Потом обращается непонятно к кому:

– Хьюстон, у нас проблемы! Саша, что за… Почему эта девочка так похожа?… Ма-ам!!!

Я поворачиваю голову в сторону Мирославы, и вижу ее глаза… Она подходит ко мне, и спрашивает:

– Сережа, как?

– Не знаю, любимая.

– Анализ ДНК?

– Да.

Она на секунду теряет равновесие, у нее беспомощно подгибаются колени. Сергей оказывается возле нее первый:

– Мирочка, солнышко, ну что ты… ну что ты…

Никита подходит ко мне ближе, и говорит:

– Ну что ж, Арина, давай знакомиться – Никита.

– Давай отгадаю… Ты – еще один мой жених, да?

Он опять звонко смеется и отвечает:

– Нет, я – твой брат. А что, кто-то уже рискнул назваться твоим женихом? Кто? Назови мне имя этого покойника, сестренка…

Все это Никита говорит шутливыми теплыми интонациями, потом вдруг сгребает меня в охапку, и сильно-сильно прижимает к себе:

– Ну, здравствуй, сестренка.

Потом отодвигается от меня и утвердительно говорит (как он это определил?):

– Ариночка, ты ждешь ребенка. А это, судя по всему, его отец…
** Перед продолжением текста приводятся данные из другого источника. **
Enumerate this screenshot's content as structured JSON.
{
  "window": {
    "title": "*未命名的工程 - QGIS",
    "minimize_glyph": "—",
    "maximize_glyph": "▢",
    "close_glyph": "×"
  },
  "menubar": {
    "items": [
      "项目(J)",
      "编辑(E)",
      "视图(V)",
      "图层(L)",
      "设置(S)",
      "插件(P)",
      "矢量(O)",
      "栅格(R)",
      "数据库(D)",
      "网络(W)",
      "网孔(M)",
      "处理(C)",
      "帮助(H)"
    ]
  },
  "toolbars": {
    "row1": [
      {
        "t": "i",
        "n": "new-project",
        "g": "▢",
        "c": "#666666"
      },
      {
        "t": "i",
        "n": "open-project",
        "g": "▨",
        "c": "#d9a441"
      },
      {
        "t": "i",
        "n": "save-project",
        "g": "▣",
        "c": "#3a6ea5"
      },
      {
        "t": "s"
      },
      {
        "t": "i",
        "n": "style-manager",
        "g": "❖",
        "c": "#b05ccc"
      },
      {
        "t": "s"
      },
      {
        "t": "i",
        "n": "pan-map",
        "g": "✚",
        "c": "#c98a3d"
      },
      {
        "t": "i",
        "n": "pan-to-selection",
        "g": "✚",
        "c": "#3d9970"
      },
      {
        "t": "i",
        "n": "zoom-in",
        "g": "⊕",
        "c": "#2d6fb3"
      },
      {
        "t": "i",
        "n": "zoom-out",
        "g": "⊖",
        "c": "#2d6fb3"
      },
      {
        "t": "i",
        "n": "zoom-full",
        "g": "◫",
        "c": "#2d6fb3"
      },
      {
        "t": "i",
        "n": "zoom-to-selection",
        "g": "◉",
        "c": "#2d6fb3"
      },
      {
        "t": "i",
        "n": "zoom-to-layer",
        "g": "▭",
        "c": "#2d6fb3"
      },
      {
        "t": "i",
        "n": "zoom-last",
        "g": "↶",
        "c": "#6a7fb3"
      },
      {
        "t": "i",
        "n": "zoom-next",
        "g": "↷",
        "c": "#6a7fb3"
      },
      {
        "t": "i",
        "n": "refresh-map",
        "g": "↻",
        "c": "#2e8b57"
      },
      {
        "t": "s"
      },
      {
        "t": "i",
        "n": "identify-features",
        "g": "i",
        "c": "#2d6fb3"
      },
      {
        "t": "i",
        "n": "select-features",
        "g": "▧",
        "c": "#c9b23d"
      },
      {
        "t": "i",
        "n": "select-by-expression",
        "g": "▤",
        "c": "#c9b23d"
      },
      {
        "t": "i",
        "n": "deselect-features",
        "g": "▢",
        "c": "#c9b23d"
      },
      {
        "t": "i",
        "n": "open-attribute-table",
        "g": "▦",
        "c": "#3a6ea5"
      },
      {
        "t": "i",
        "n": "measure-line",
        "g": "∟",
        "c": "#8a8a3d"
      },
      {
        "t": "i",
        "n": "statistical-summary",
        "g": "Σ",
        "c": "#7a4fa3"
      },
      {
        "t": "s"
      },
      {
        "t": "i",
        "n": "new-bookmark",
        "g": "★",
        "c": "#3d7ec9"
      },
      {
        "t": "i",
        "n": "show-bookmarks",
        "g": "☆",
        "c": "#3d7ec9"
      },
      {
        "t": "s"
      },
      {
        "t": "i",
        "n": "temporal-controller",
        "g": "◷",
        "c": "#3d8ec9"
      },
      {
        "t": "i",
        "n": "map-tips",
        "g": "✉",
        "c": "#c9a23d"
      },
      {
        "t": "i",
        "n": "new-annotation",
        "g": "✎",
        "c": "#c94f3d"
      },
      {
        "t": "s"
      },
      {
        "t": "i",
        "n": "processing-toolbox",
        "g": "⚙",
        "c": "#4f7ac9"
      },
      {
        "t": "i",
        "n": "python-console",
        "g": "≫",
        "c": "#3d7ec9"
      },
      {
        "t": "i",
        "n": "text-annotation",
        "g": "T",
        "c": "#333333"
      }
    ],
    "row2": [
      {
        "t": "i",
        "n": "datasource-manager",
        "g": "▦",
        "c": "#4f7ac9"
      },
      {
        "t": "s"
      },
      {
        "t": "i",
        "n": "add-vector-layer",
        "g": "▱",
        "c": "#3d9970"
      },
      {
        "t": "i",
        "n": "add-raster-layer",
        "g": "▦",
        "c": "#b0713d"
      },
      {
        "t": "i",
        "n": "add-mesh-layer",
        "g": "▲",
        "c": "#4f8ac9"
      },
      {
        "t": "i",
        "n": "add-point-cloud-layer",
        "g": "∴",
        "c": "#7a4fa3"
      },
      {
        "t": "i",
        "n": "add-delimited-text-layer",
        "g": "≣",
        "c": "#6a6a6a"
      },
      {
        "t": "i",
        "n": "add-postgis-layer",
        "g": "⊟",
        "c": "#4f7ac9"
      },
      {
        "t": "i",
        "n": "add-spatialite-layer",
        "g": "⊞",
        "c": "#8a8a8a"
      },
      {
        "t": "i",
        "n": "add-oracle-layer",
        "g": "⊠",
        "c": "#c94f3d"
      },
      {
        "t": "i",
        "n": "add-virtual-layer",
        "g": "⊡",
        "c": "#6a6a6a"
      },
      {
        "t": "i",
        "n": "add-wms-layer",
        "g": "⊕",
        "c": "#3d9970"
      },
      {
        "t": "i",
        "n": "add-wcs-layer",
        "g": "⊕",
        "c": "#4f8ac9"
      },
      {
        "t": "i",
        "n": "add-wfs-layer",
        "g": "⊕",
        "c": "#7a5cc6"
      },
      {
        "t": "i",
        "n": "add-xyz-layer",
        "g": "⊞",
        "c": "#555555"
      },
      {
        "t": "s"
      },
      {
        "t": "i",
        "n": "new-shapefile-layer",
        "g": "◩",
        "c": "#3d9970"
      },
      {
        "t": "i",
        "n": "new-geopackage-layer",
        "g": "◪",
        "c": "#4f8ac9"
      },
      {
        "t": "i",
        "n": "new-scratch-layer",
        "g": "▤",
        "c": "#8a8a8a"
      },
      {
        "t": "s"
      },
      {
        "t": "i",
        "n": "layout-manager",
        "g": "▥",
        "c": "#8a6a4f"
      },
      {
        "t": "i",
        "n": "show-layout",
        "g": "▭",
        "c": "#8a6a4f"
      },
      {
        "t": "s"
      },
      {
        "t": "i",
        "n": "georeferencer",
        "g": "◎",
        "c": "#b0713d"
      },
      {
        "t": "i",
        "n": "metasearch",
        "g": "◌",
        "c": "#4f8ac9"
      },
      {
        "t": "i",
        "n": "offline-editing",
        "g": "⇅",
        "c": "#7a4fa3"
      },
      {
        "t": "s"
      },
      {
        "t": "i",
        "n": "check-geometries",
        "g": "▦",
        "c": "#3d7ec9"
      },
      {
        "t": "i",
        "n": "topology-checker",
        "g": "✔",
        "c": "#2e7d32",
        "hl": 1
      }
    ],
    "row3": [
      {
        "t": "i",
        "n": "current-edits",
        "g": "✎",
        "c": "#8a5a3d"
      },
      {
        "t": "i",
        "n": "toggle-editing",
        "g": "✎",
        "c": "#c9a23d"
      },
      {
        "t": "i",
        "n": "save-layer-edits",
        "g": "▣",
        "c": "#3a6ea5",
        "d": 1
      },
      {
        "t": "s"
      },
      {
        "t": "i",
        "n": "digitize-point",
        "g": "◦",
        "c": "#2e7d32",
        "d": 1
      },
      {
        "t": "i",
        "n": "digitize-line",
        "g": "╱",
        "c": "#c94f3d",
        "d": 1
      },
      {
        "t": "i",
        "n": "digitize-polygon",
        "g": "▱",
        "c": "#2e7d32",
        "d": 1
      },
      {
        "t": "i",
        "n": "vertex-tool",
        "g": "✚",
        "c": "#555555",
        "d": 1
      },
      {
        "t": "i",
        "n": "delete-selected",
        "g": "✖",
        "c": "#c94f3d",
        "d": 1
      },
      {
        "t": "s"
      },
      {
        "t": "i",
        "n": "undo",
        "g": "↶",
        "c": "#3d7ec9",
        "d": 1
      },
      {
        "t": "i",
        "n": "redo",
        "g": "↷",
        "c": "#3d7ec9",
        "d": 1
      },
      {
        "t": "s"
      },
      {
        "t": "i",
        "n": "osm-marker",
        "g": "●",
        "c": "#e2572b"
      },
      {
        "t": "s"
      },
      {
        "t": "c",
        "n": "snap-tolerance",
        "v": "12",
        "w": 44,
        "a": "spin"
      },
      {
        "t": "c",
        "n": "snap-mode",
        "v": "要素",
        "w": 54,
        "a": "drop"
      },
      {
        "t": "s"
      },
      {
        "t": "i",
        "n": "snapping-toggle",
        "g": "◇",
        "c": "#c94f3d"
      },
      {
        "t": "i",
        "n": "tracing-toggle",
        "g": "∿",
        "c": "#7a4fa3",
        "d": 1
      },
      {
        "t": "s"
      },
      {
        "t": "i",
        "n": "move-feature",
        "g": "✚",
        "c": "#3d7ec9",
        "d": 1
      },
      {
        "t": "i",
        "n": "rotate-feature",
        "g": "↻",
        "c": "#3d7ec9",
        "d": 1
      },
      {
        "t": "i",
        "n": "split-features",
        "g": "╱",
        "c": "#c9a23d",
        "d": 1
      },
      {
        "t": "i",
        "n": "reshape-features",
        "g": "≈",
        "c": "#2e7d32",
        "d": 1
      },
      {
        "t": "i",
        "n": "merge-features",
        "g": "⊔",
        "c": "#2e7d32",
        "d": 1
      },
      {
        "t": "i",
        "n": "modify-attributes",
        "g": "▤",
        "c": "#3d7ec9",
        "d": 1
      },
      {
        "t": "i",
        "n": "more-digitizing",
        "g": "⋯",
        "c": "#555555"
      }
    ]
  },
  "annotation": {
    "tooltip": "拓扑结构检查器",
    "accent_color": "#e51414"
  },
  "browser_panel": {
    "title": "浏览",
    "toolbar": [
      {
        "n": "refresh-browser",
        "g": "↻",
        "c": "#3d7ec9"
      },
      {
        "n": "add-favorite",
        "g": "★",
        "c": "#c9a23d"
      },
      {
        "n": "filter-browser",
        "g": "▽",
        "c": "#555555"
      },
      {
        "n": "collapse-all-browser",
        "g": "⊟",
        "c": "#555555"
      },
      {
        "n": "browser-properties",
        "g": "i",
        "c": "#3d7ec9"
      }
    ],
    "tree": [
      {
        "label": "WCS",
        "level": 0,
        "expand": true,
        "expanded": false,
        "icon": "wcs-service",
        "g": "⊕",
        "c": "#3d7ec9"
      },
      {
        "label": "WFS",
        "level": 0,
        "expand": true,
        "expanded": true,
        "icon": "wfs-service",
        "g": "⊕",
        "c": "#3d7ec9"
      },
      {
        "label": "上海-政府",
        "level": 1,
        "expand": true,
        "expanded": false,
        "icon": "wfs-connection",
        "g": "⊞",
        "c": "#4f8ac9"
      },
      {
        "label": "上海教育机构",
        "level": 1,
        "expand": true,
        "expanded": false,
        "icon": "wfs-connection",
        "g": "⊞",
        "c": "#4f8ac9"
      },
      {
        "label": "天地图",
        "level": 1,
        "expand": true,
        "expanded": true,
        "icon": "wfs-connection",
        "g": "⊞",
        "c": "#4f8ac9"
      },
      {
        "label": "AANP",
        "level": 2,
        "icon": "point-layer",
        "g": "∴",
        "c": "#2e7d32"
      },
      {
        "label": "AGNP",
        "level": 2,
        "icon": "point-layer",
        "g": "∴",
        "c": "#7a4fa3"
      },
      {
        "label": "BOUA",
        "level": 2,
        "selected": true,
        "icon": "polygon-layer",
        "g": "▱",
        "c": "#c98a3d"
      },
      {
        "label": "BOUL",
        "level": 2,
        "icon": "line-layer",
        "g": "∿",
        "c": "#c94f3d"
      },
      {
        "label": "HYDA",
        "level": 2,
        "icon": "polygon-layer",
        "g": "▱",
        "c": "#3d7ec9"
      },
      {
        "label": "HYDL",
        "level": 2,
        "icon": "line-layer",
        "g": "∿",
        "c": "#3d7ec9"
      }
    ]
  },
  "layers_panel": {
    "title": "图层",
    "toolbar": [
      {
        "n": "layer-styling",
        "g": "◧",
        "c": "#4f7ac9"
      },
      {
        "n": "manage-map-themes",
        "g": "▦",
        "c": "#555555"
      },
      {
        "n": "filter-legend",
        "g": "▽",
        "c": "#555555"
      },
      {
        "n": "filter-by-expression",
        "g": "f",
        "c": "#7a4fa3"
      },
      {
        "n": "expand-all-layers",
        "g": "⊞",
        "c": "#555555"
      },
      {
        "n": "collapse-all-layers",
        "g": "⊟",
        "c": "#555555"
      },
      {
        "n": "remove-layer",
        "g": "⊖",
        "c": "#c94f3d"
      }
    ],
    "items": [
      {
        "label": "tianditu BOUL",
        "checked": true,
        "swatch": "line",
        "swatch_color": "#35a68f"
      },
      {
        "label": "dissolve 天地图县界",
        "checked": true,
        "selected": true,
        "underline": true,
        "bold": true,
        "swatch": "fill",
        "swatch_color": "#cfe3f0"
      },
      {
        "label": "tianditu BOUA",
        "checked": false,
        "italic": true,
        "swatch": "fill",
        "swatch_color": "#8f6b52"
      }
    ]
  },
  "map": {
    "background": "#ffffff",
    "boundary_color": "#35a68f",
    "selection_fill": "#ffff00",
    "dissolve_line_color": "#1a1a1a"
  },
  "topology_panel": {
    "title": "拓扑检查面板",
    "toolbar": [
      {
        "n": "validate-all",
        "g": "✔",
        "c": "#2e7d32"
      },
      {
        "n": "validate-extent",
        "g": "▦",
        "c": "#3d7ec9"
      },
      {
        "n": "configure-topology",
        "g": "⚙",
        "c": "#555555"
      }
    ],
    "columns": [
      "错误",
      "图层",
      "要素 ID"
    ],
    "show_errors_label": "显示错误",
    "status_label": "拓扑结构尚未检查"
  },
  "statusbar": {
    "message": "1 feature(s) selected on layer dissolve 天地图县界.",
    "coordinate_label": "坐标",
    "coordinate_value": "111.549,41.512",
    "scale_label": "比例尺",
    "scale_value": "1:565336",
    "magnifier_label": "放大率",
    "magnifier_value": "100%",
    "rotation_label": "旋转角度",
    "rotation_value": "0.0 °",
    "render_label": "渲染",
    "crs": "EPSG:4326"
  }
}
И протягивает руку моему мужу. Они скрепляют ладони крепким мужским рукопожатием:

– Рэд.

– Никита. А-а-а.

И вопросительно показывает на моего деверя.

– Мой брат Вилен.

Никита подходит к брату Рэда, и они жмут друг другу руки:

– Так это у нас с тобой через полгода появится на свет племянник?

– У меня – да, а вот про тебя я пока не уверен…

– Не понял…

Никита не успевает закончить фразу, потому что перелетает через комнату и врезается в стену… Подобный трюк совершают и Саша с Сергеем… У меня складывается впечатление, что в комнате только что прогремел мощнейший взрыв, и при этом я его, по какой-то причине, не услышала, но зато увидела его взрывную волну, которая как-то избирательно подействовала только на троих присутствующих здесь людей (или не людей).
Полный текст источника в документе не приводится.